By Syndication Washington Post, Bloomberg · Craig Trudell, Keith Naughton
While industrywide deliveries are expected to exceed 17 million for an unprecedented fifth consecutive year, sales slowed in the final months of 2019. General Motors and Fiat Chrysler Automobiles reported fourth-quarter sales declines that were largely in line with analyst estimates, while Toyota and Honda posted surprise December decreases.
The good run automakers have been on the last few years is also less impressive beneath the surface. While the number of new vehicles consumers are buying at retail peaked years ago, manufacturers have propped up sales by selling to rental-car companies. Market researcher J.D. Power estimates carmakers spent about $4,600 on incentives per vehicle in the last month of the year, a record.
GM, Fiat Chrysler and Ford Motor Co. shares fell by more than benchmark indexes after a gauge of U.S. manufacturing activity unexpectedly dropped to the worst reading since June 2009. All three stocks trailed the S&P 500 in 2019.
Nissan reported the biggest decline among major automakers, limping over the finish line last year with an almost 30% plunge in December sales. In its first full year without longtime leader Carlos Ghosn, deliveries dropped 9.9%.
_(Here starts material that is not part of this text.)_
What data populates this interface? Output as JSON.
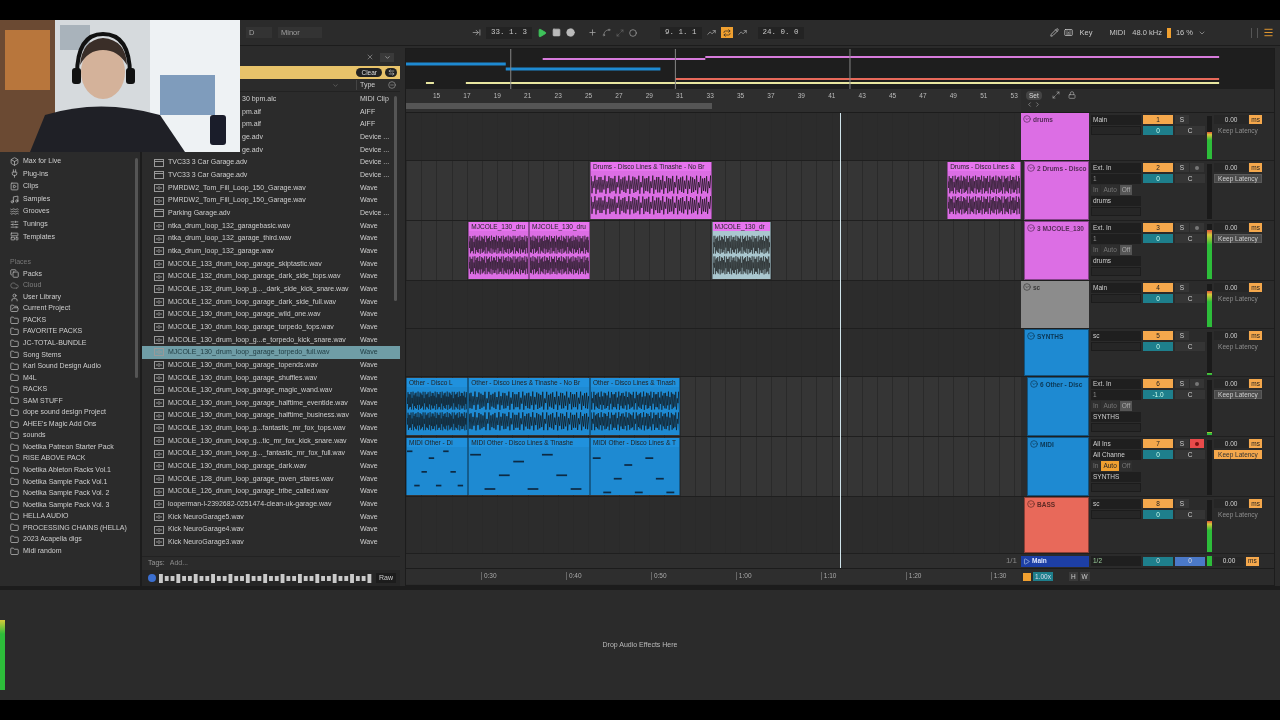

A softening economy probably won't be to blame for sales dipping below 17 million this year, says Jeff Schuster, senior vice president of forecasting for researcher LMC Automotive. Instead, he points to sticker shock for buyers on a budget.
"We're expecting a decline to 16.8 million for 2020 because transaction prices are continuing to rise," Schuster said. "The affordability problem is affecting those first-time and entry-level buyers, pushing them to the used-car market. It's not a massive exodus from new-car sales, but that adds additional pressure to that 17 million level and that's why we'll see a dip."